On the margins

Posted by Ken Campbell September 28, 2011 2 Comments 1239 views

I’m working on a short review of the Mowich Lake area for a different website. Going over my notes, trying to pick the right superlatives to describe what is a picturesque and unique location… and I can’t shake the idea that, although I’m not being untruthful, exactly, I’m also not telling it like it is. When I say that the Mowich area is stunningly, achingly beautiful, that is undeniably true. But it leaves out the fact that there is so much more out there, more that I have never even seen, that few others have ever seen, that is even more amazing.
And it is all so amazingly fragile.
And meanwhile, out on the Olympic Peninsula, there is a plan afoot to add 37,000 acres (or 37 zillion acres, whatever), to the National Park. Wild rivers that are currently under private control, remote tracts of land that are mostly of interest to hunters and timber rangers… it seems they might be in “danger” of being put into the public domain. Jobs are at stake here – as they always are – and, if some folks are to be believed, the guv’mint is out to git the little guy, as it always seems to be.

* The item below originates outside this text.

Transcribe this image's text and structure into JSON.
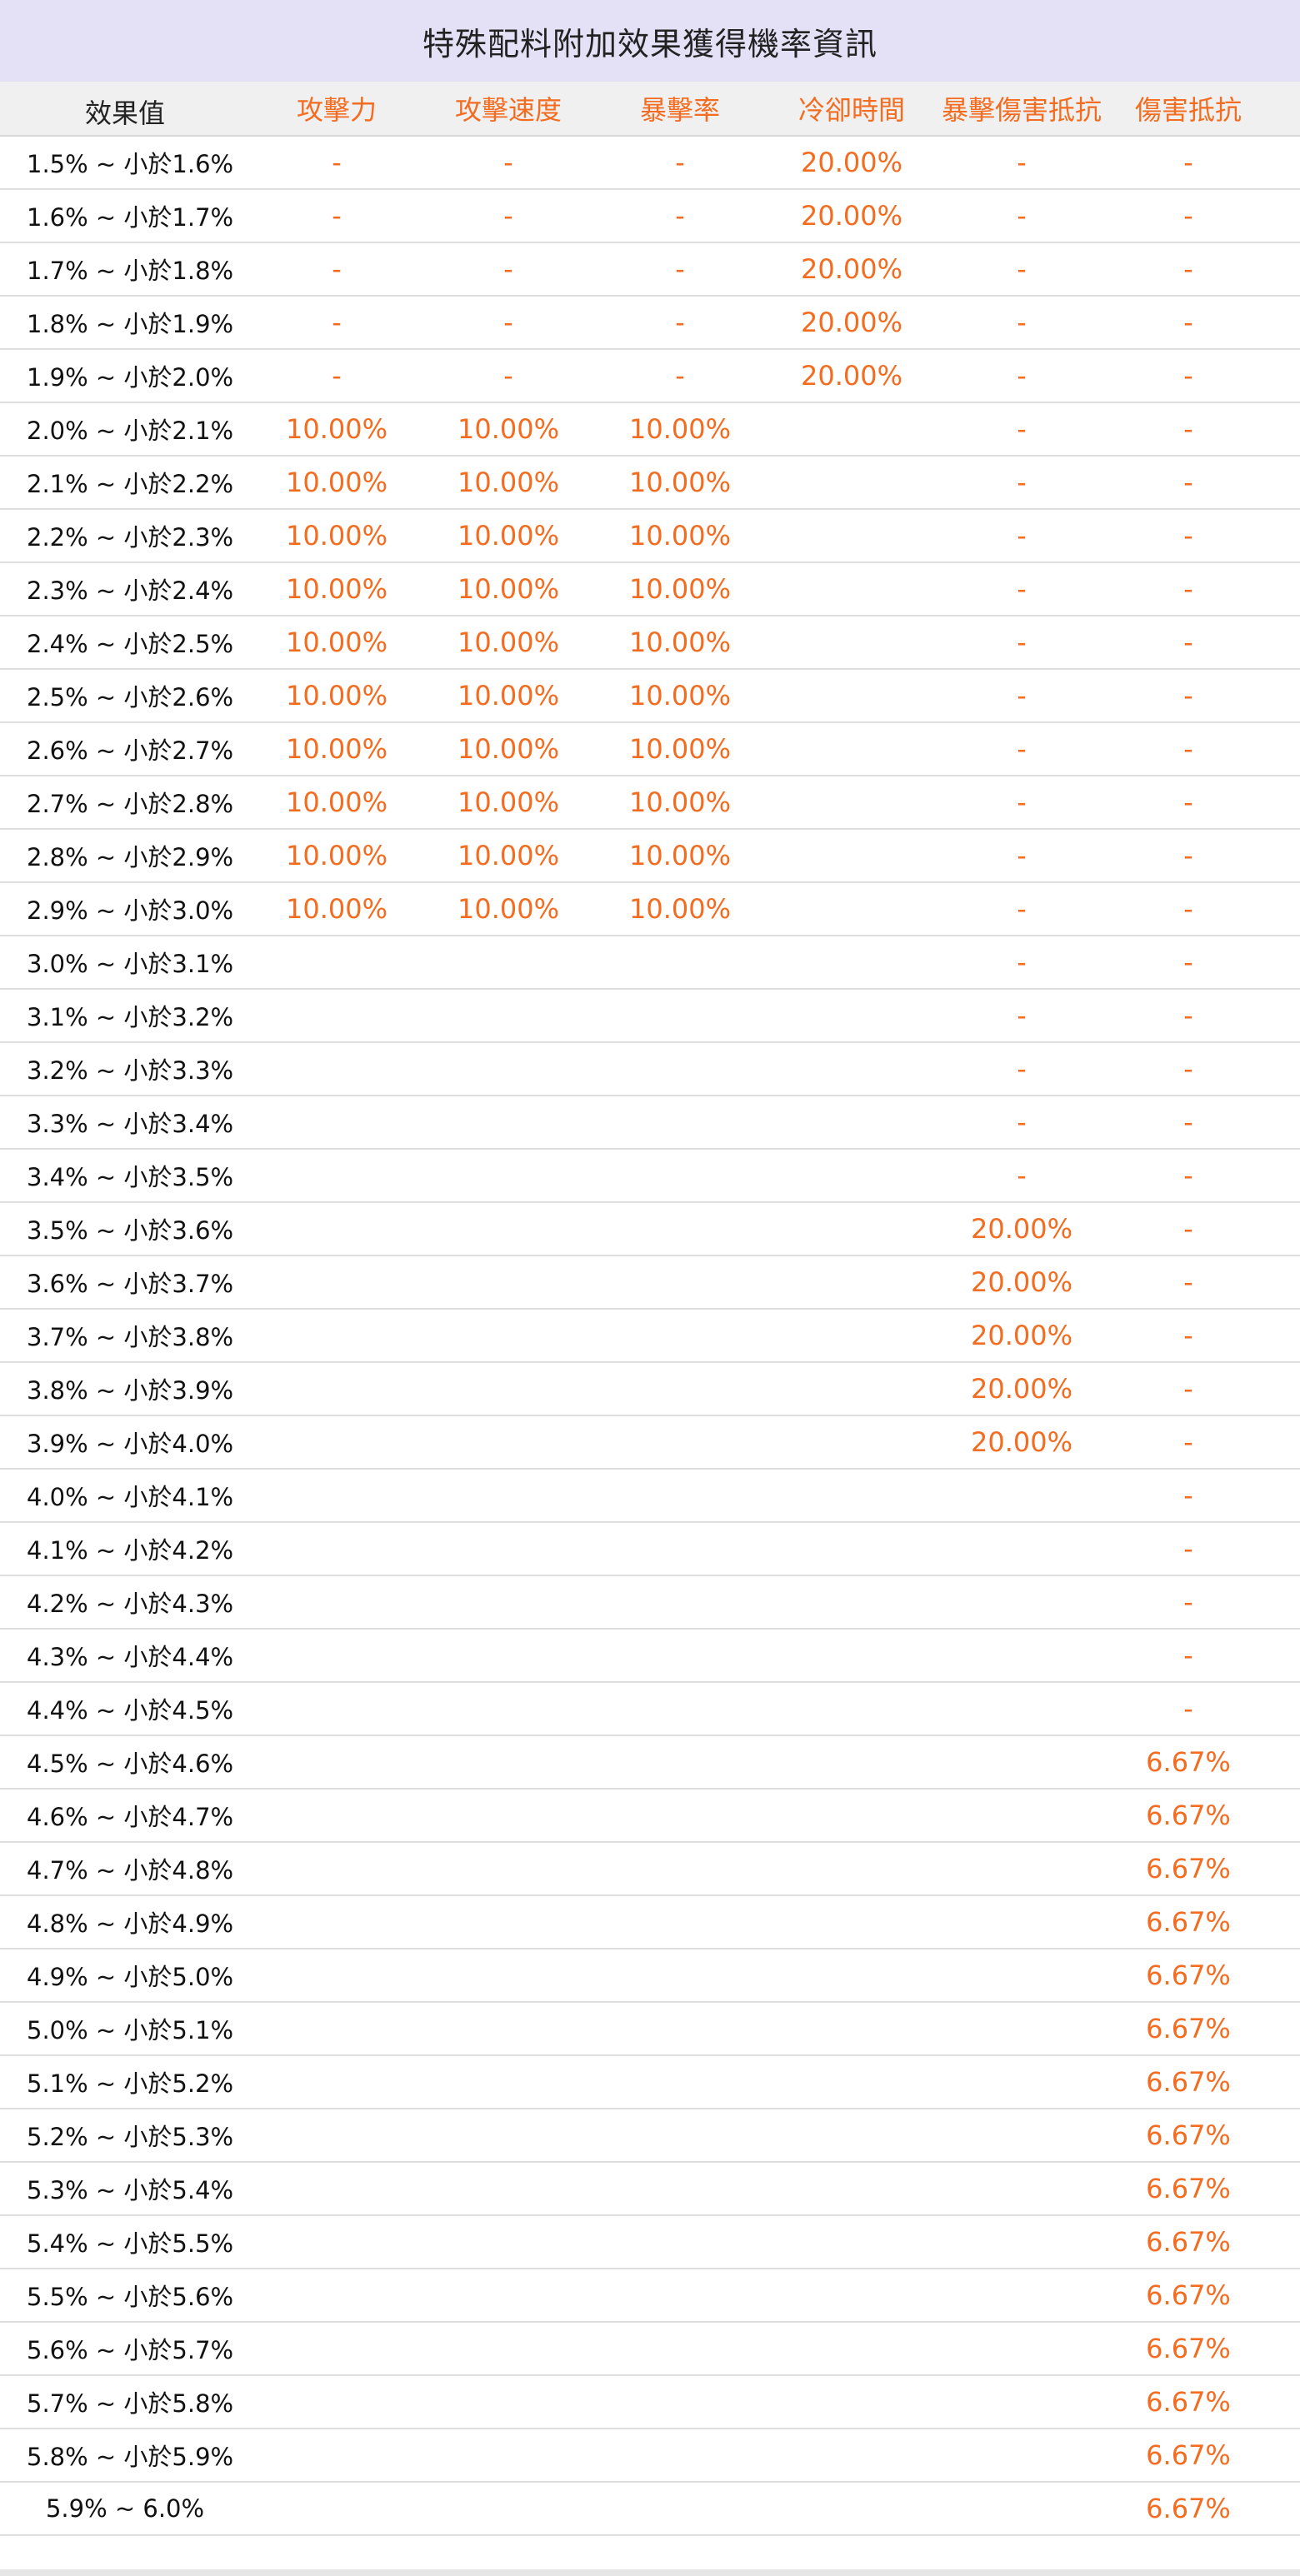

I don’t know. Nothing. Or next to nothing, anyway. Here’s what I do know: we – and when I say “we,” I mean us collectively, as American human beings, carbon-based life-forms breathing the same common air – we, need to be very careful about claiming as our own those things we did not produce. Forests, clean rivers, things like that. Things that we not only did not make, but that, if they were to be somehow eliminated, we could not reproduce.
There is an active element of the general population that will always believe they are entitled to trees they did not plant. Entitled to fish that were born running through oceans and streams they never understood, and still don’t. Who claim as personal entitlement the very minerals that lie under the ground they live on, as if they had some part in putting them there.
Yeah, this whole scheme may cost jobs, this land reassignment idea out on the far-westerly chunk of the continent. But don’t forget, more loggers were put out of work by the invention of the chain saw than by any spotted owl. Jobs aren’t the be-all and end-all, far from it. We don’t just want jobs; we want lives, and somewhere worthwhile to live them.